- Born: Marie Elisabeth Thomsen 1 June 1789 Copenhagen, Denmark
- Died: 6 April 1823 (aged 33) Copenhagen, Denmark
- Occupations: Actress, singer
- Years active: 1803 — 1823
- Spouse: Johan Georg Christophersen Zinck
- Parent(s): Jørgen Thomsen, Louise Elisabeth Eskildsen

= Marie Zinck =

Danish actress and operatic soprano (1789–1823)

Marie Elisabeth Zinck née Thomsen (1789–1823) was a Danish actress and operatic soprano. After initially training at the Royal Danish Ballet school, she made her début at the Royal Danish Theatre as an actress in 1808. Thanks to her pleasant voice, she increasingly performed in plays with musical roles or in operas and operettas, becoming a firm favourite with her audiences. One of her most successful roles was that of Cherubin in The Marriage of Figaro, both in the play by Pierre Beaumarchais and in Mozart's opera. She performed in a wide variety of productions until her death from pneumonia in early 1823, just 33 years old.

==Biography==
Born on 1 June 1789 in Copenhagen, Marie Elisabeth Thomsen was the daughter of the theatre manager Jørgen Thomsen (c.1753–1825) and Louise Elisabeth née Eskildsen (c.1770–1806). In 1813, she married the opera singer Johan Georg Christophersen Zinck (1788–1828).

In 1803, Thomsen entered the Royal Theatre's ballet school but transferred to the drama school when it was established by Michael Rosing and Knud Lyne Rahbek in September 1805. As a result, she took part in the school's first presentation in the Court Theatre on 11 May 1806 in as a chambermaid in both Den gode Fader and Fruentimmerhævn, attracting considerable applause. After further successful roles at the drama school, she made her début at the Royal Theatre as the chambermaid Lise in August von Kotzebue's Det farlige Naboskab. In May 1810, she was engaged by the theatre as a "royal actress".

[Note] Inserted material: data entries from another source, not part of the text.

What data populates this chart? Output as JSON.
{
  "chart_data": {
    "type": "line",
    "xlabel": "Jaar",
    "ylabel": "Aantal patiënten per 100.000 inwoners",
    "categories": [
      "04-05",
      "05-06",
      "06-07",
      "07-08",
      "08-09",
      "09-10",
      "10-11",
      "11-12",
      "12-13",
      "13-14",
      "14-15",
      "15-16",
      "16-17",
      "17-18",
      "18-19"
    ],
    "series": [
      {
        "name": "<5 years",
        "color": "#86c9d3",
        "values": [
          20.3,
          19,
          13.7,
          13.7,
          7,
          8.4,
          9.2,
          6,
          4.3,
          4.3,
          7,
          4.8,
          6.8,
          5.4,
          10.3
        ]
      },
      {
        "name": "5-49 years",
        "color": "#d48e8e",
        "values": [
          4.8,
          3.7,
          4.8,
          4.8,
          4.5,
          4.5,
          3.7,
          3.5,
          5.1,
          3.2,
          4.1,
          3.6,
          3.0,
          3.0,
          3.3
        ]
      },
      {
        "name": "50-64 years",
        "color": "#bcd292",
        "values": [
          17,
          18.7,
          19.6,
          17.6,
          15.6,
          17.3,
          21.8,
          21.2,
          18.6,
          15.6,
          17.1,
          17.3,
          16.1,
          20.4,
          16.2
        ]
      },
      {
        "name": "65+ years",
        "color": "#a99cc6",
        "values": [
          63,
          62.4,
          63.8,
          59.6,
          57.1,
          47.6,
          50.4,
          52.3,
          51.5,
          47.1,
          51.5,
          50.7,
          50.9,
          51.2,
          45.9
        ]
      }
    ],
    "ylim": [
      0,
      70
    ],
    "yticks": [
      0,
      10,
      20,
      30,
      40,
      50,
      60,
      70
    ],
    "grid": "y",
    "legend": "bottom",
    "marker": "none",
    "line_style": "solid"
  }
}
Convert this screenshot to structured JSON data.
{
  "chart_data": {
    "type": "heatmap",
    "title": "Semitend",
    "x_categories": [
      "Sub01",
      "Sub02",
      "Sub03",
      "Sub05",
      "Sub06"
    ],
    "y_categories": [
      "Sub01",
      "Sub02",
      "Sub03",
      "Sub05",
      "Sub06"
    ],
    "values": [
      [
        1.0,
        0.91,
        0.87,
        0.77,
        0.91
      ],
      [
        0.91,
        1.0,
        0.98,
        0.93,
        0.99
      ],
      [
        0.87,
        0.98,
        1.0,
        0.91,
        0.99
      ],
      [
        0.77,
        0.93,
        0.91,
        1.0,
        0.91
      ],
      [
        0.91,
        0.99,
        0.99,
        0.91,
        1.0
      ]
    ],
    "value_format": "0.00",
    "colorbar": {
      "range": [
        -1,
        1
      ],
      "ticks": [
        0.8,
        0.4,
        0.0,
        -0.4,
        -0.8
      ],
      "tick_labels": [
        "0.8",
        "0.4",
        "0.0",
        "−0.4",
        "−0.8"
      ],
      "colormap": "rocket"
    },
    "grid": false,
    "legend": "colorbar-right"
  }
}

Thanks to her attractive looks, her charm and her pleasant if rather weak voice, she increasingly featured in musical works, becoming a favourite of the theatre's young audiences. She is remembered in particular as the star of Nicolas Isouard's Cendrillon (1812). In February 1813, she married the tenor Georg Zinck with whom she had frequently performed in the work. Other successes included the title role in Friedrich Heinrich Himmel's Fanchon (1814) and Cherubin in the works of both Beaumarchais and Mozart. Over the years, she starred in a wide variety of plays, operas and operettas, deftly combining her skills as an actress and a singer. Her last appearance was as Rose in C.E.F. Weyse's Sovedrikken on 18 March 1823.

Marie Zinck died in Copenhagen on 6 April 1823 of pneumonia after singing in a cold church. She is buried in Assistens Cemetery.